Gilvarg also was known as a thorough and hard-working researcher who expected just as much from his students.
Elaine Fuchs, who studied under Gilvarg from 1972 until 1977 when she received her Ph.D. in biochemical sciences, said that his expectations shaped her own scientific rigor. Fuchs, the Rebecca C. Lancefield Professor in Molecular Genetics and Cell Biology at Rockefeller University in New York, studies mammalian skin diseases and her work has been instrumental to the development of modern dermatology.
"At first glance, his high standards seemed unachievable," Fuchs said. "However, as the years in his lab went by, I began to strive harder to meet them. I became increasingly passionate about designing well-controlled experiments to test interesting and important questions.
"I credit much of what success I have achieved in my own scientific career to Charlie's patience and superb teaching skills, and to his love for science," Fuchs said. "He will be dearly remembered by all of us who so greatly benefited from his many talents."
Gilvarg's wife, Frieda, said that her husband enjoyed learning about other scientific fields and that his reputation for thoroughness extended to even casual conversation.
"You had to worry when you asked him a question because he always started from square one," Frieda said, laughing. "He didn't like to give superficial answers, so if you asked him a question you had to have a lot of time. Everything he did was that way."
Charles Gilvarg's scientific career began with a chemistry set he received from a landlady when he was 8 and continued into last year, Frieda said. At the time of his death, Gilvarg was working on a biological indicator of early-stage pancreatic cancer and was awaiting efficacy results from biological samples. He had demonstrated the biomarker's potential in a 2011 paper in the journal Cancer Biomarkers.
"Science was his absolute focus. His life revolved around his work and everything except his family was secondary," Frieda said. "I was resigned to the fact that he would never be totally retired, even though he pretended to be. He was going to keep working until he died, which he did. One of the parts of his death that is hardest for me to take is that he was so close [to seeing the biomarker project through]."

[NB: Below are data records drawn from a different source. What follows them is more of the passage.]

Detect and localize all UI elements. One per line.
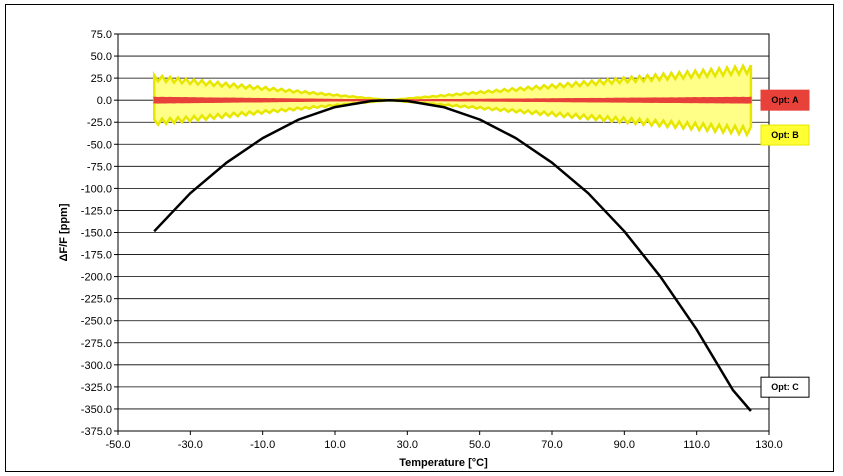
y-tick-label: -100.0 bbox=[81, 183, 112, 195]
y-axis-title: ΔF/F [ppm] bbox=[58, 203, 70, 261]
x-tick-label: 130.0 bbox=[755, 439, 783, 451]
y-tick-label: -175.0 bbox=[81, 250, 112, 262]
x-axis-title: Temperature [°C] bbox=[399, 457, 488, 469]
opt-c-line bbox=[153, 98, 752, 412]
opt-a-label: Opt: A bbox=[771, 95, 799, 105]
y-tick-label: -275.0 bbox=[81, 338, 112, 350]
x-tick-label: 30.0 bbox=[397, 439, 418, 451]
y-axis-tick-labels: 75.0 50.0 25.0 0.0 -25.0 -50.0 -75.0 -100.0 -125… bbox=[81, 29, 112, 438]
y-tick-label: -200.0 bbox=[81, 272, 112, 284]
opt-b-label: Opt: B bbox=[771, 130, 799, 140]
y-tick-label: -25.0 bbox=[87, 117, 112, 129]
x-tick-label: 10.0 bbox=[324, 439, 345, 451]
opt-a-band bbox=[153, 96, 752, 104]
series-labels: Opt: A Opt: B Opt: C bbox=[760, 89, 810, 398]
opt-c-label: Opt: C bbox=[771, 382, 799, 392]
y-tick-label: -125.0 bbox=[81, 205, 112, 217]
x-tick-label: 70.0 bbox=[541, 439, 562, 451]
y-tick-label: 0.0 bbox=[97, 95, 112, 107]
y-tick-label: -325.0 bbox=[81, 382, 112, 394]
x-tick-label: -10.0 bbox=[250, 439, 275, 451]
x-tick-label: 90.0 bbox=[614, 439, 635, 451]
opt-a-label-box bbox=[760, 89, 810, 111]
y-tick-label: -225.0 bbox=[81, 294, 112, 306]
x-tick-label: -50.0 bbox=[105, 439, 130, 451]
x-tick-label: 110.0 bbox=[683, 439, 710, 451]
y-tick-label: -150.0 bbox=[81, 228, 112, 240]
y-tick-label: -50.0 bbox=[87, 139, 112, 151]
x-tick-label: 50.0 bbox=[469, 439, 490, 451]
y-tick-label: -75.0 bbox=[87, 161, 112, 173]
x-tick-label: -30.0 bbox=[178, 439, 203, 451]
y-tick-label: -350.0 bbox=[81, 404, 112, 416]
y-tick-label: -375.0 bbox=[81, 426, 112, 438]
series-layer bbox=[152, 63, 753, 412]
y-tick-label: 25.0 bbox=[91, 73, 112, 85]
plot-area-border bbox=[117, 33, 770, 432]
y-tick-label: -250.0 bbox=[81, 316, 112, 328]
y-tick-label: -300.0 bbox=[81, 360, 112, 372]
x-axis-tick-labels: -50.0 -30.0 -10.0 10.0 30.0 50.0 70.0 90.0 110.0… bbox=[105, 439, 782, 451]
opt-c-label-box bbox=[760, 376, 810, 398]
y-tick-label: 50.0 bbox=[91, 51, 112, 63]
y-tick-label: 75.0 bbox=[91, 29, 112, 41]
opt-b-label-box bbox=[760, 124, 810, 146]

During his career, Gilvarg worked alongside some of the most prominent people in his field, including his doctoral thesis adviser and 1964 Nobel Laureate Konrad Bloch, who once quipped that Gilvarg was the only student whose questions he dreaded, Fresco said. After receiving his bachelor's degree in chemical engineering from the Cooper Union in 1948, Gilvarg worked under Bloch at the University of Chicago before receiving his Ph.D. in 1951. After honing his interest in amino-acid biosynthesis as a postdoctoral researcher with noted microbiologist Bernard Davis, Gilvarg in 1954 joined the faculty of the NYU biochemistry department chaired by 1959 Nobel Laureate Severo Ochoa.
In addition to his wife, Gilvarg is survived by his four children — Karyn, David, Martin and Gail — as well as his eight grandchildren: Amos, Ian, Alexander, Megan, Charles, Thomas, Katherine and Patrick.
In lieu of flowers, memorial contributions may be made to the Cooper Union Office of Alumni Affairs and Development, Attn: Brooke Bryant, 30 Cooper Square, 8th Floor, New York, N.Y., 10003. A memorial service in Princeton is planned for later this year.